Using smart technologies, the Lightning can more accurately calculate remaining vehicle range using real-time conditions and past driving data. The more a customer drives, the more accurate it gets.
FordPass Power My Trip creates maps displaying convenient charging locations, while Trailer Profile remembers past trips and integrates them into Intelligent Range to automatically find charge points, if the system determines you’ll reach low range on your trip.
That feature is going to reduce the omnipresent “range anxiety” that consumers inevitably fall victim to when driving an EV for any length of time.
And if you spring for the pricier model, it comes with heated massaging seats that rival any offered by high-end luxury automakers.

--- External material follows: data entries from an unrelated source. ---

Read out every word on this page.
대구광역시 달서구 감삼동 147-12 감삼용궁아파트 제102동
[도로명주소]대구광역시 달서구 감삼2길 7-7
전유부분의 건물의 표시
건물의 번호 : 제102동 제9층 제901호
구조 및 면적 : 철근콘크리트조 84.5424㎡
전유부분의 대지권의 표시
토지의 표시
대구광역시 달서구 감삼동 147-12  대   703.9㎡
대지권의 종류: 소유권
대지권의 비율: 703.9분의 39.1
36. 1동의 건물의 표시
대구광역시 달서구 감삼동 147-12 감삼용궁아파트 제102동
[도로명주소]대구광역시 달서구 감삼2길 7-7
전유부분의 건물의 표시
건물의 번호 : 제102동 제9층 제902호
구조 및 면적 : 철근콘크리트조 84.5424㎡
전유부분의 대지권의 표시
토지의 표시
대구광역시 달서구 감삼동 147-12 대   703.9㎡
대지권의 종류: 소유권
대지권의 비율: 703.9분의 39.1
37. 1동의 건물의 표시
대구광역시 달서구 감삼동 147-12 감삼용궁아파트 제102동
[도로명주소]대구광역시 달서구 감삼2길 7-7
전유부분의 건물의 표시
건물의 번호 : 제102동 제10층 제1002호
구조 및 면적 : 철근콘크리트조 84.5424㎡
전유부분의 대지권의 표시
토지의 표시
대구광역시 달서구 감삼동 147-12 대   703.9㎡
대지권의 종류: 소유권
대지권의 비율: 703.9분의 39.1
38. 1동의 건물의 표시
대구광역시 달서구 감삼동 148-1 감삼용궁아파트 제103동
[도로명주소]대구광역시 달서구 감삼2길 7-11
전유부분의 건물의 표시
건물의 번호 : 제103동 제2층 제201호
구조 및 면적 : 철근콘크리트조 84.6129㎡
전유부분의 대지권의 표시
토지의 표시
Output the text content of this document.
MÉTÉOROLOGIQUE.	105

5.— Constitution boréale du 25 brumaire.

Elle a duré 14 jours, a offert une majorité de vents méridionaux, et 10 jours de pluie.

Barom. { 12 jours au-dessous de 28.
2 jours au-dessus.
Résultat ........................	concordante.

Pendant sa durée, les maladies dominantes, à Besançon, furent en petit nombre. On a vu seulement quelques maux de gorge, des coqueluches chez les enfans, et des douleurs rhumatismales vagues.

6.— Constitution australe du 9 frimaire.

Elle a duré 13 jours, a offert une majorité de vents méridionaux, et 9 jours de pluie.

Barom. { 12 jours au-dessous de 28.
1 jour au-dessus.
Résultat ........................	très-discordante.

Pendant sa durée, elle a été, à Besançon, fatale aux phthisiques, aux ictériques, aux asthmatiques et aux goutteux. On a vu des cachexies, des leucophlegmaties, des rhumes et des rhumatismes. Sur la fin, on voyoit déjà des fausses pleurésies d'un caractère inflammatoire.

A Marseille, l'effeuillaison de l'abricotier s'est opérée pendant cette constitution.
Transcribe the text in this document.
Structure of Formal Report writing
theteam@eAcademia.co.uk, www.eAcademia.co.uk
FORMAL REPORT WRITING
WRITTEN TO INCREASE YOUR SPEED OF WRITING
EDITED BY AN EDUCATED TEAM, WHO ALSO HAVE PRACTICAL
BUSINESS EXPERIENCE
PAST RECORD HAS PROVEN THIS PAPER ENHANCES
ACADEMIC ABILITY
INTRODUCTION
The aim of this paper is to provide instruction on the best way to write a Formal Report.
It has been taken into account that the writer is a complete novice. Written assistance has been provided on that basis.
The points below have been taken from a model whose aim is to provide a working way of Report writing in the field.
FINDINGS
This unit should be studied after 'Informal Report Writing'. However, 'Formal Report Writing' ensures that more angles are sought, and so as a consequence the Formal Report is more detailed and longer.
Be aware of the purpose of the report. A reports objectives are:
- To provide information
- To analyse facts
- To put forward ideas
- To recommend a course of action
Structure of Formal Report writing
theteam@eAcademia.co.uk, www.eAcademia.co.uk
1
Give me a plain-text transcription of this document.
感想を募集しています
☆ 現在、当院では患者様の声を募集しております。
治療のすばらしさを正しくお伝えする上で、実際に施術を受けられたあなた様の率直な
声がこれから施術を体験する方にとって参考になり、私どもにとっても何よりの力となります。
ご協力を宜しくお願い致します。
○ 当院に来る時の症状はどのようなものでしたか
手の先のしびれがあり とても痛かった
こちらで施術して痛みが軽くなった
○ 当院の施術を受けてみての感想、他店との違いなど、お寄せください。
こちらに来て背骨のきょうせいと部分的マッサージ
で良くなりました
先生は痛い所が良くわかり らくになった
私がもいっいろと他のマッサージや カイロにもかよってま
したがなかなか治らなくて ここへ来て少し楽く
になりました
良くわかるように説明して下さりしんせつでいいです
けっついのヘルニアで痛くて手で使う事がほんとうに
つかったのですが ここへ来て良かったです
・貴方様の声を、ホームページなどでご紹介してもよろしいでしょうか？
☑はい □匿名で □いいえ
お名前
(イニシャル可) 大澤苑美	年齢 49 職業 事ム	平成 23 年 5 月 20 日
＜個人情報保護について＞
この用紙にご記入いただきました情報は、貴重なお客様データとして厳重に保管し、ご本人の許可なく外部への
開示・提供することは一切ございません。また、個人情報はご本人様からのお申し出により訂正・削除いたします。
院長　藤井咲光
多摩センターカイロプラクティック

To reduce stress even more, BlueCruise hands-free highway driving technology is available. The system is comparable to General Motors’ Super Cruise with the exception of no lane change ability, which Chris Billman, chief engineer, driver assist technologies, promises is “coming soon.”
The Lightning is every bit as strong and capable off-road as its gas-powered sibling. It doesn’t look radically different on the outside, which was by design. There’s a reason the F-150 is America’s longtime best-selling truck. Why mess too much with what works?
But the EV definitely offers new features, thanks to a design that no longer has to accommodate a huge internal combustion engine.
Early on in the development process, Ford held a focus group with skeptical pickup truck owners in Texas. Engineers and marketing executives were able to show them the benefits that would come from owning an electric pickup truck such as improved storage via the giant pushbutton-open front trunk (the so-called “frunk”) which has 14 cubic feet of space capable of holding 400 pounds of cargo, plus a deep well with a drain that can accommodate ice to keep beverages chilled.
Let’s not forget the truck’s impressive ability to power on a home during a blackout using the pickup truck’s powerful battery. The F-150 Lightning’s connectivity features also include two 120-volt power outlet among eight standard outlets and a whopping eight USB ports, including two in the frunk.
With a $3,900 home integration system, the power from a fully charged Lightning can keep a full house in juice for three days during an outage, or as long as 10 days if it’s limited to essentials.
“What it told us is people went from ‘Hey, I’m not sure about this’ to ‘Actually I see a lot in it,’ in an hour and a half,” says Darren Palmer, Ford vice president of electric vehicle programs. “And it told us what might be important. And then we started engineering of the vehicle.”
Originally the Ford Rouge Electric Vehicle Center was envisioned for a build of “only" about 80,000 units annually, but production has since been doubled to about 160,000. Still, even that’s not going to be enough.
After getting 20,000 reservations in the first 12 hours that orders were taken in May and 70,000 in a little over a week, the company was approaching 200,000 reservations as of Nov. 18.
Three out of four of those are new to Ford and four out of five are new electric vehicles, Palmer says.
“This product has the ability to pull people to EVs who didn’t even know they wanted an EV,” he says.
In the most recent monthly sales report, Ford reported sales of electric vehicles have increased 139% over last year on the strength of Mustang Mach-E and E-Transit sales. With the first shipments of all models of the all-new F-150 Lightning just getting underway, that number is only going to continue to climb.